Earlier this year, he received a lifetime achievement award for innovation from Virginia Tech. The award recognizes researchers who work on new discoveries and develop technologies that can be commercialized to have the widest economic and human impacts.

“Dr. Yoon’s 40-plus-year tenure at Virginia Tech has included several successful commercial endeavors. Clean coal technology that benefits the environment, and our economy has been at the forefront of his work,” Senior Vice President for Research and Innovation Dan Sui said upon presenting the award. He “embodies the cooperation between academic research and innovation.”

In addition to his commercial successes, the Nicholas T. Camicia Professor has published more than 440 technical papers and has more than 33 U.S. patents. To date, Yoon has advised 41 doctoral students to completion, and 10 of them teach at universities.

The National Academy of Inventors was founded in 2010 “to recognize and encourage inventors with patents issued from the U.S. Patent and Trademark Office, enhance the visibility of academic technology and innovation, encourage the disclosure of intellectual property, educate and mentor innovative students, and translate the inventions of its members to benefit society.”

This year's cohort of NAI fellows also includes Rafael Davalos, the L. Preston Wade Professor in biomedical engineering and mechanics in the College of Engineering.

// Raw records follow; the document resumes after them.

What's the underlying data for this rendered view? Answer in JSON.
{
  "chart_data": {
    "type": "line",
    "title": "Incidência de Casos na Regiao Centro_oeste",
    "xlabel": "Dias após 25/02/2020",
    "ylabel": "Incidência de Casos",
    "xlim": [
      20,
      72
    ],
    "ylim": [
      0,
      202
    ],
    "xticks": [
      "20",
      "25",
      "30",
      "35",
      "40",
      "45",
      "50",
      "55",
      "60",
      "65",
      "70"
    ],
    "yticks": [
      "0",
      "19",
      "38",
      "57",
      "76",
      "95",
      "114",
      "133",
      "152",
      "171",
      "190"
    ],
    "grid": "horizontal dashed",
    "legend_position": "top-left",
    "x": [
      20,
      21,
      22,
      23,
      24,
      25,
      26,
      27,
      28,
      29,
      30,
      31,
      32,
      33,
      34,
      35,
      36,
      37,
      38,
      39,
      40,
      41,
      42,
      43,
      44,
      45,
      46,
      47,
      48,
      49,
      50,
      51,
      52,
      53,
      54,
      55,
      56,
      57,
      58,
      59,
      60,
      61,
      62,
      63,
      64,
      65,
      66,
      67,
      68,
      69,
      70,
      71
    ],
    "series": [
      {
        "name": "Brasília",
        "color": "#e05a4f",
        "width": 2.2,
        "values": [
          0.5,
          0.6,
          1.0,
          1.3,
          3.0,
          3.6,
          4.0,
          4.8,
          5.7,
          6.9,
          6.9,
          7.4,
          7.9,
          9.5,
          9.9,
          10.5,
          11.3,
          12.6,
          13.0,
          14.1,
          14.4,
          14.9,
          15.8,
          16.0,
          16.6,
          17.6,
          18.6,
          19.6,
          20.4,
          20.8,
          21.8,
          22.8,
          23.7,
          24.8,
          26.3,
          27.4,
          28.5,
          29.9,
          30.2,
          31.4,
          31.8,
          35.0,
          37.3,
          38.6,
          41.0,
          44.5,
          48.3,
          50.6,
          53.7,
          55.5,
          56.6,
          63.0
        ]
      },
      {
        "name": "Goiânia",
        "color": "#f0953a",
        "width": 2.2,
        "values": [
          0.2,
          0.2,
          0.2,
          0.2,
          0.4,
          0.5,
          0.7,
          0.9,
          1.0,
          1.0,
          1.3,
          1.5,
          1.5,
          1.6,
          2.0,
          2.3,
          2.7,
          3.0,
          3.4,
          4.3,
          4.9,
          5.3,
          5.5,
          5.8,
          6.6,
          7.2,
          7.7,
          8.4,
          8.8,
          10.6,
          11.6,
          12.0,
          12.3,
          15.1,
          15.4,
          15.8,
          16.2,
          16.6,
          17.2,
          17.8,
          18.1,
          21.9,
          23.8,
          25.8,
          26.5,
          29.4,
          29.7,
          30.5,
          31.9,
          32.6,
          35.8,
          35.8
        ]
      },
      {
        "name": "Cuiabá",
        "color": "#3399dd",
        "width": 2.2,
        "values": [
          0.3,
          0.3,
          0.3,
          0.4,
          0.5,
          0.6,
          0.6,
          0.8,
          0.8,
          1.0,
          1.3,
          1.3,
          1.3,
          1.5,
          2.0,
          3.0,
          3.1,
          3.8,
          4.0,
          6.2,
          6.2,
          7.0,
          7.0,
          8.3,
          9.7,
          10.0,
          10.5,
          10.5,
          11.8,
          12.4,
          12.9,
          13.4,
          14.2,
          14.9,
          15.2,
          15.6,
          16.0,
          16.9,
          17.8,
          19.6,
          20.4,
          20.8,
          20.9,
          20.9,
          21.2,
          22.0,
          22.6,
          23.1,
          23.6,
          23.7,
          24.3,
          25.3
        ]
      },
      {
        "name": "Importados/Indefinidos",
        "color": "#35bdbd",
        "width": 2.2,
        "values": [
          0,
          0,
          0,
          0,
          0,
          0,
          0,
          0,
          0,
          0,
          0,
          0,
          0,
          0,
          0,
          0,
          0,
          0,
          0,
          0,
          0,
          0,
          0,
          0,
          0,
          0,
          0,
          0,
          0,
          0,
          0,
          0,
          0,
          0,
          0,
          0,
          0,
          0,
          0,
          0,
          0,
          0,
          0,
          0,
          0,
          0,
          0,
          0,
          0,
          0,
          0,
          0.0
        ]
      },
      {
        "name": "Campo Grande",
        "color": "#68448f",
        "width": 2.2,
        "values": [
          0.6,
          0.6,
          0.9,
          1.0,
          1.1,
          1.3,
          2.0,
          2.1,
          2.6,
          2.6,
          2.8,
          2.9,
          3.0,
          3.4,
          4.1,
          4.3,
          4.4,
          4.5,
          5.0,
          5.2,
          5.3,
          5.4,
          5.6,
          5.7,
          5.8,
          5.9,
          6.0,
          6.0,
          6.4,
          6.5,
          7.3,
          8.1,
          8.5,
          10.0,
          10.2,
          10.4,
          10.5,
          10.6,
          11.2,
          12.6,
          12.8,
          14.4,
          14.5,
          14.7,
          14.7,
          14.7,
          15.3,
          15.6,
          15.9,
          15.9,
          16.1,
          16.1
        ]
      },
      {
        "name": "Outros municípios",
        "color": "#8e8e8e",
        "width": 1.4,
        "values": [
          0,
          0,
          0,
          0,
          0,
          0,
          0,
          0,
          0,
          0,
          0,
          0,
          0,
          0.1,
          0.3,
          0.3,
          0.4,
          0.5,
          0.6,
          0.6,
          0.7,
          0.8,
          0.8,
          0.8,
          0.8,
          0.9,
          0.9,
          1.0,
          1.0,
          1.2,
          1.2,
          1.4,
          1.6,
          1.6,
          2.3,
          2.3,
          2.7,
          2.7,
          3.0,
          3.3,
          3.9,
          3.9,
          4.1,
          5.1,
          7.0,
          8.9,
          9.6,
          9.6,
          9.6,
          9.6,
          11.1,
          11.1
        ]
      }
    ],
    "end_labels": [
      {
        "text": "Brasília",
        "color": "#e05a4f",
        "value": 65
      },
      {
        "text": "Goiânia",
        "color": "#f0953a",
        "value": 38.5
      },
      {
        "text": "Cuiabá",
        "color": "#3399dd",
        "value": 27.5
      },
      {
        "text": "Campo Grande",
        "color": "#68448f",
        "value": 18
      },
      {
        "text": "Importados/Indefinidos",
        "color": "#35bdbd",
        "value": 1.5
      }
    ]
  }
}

NAI fellows hold more than 48,000 issued U.S. patents, which have generated over 13,000 licensed technologies and companies and created more than 1 million jobs. In addition, over $3 trillion in revenue has been generated based on NAI fellow discoveries.

Yoon received his Ph.D. in metallurgical engineering from McGill University and a bachelor's degree in mining engineering from Seoul National University.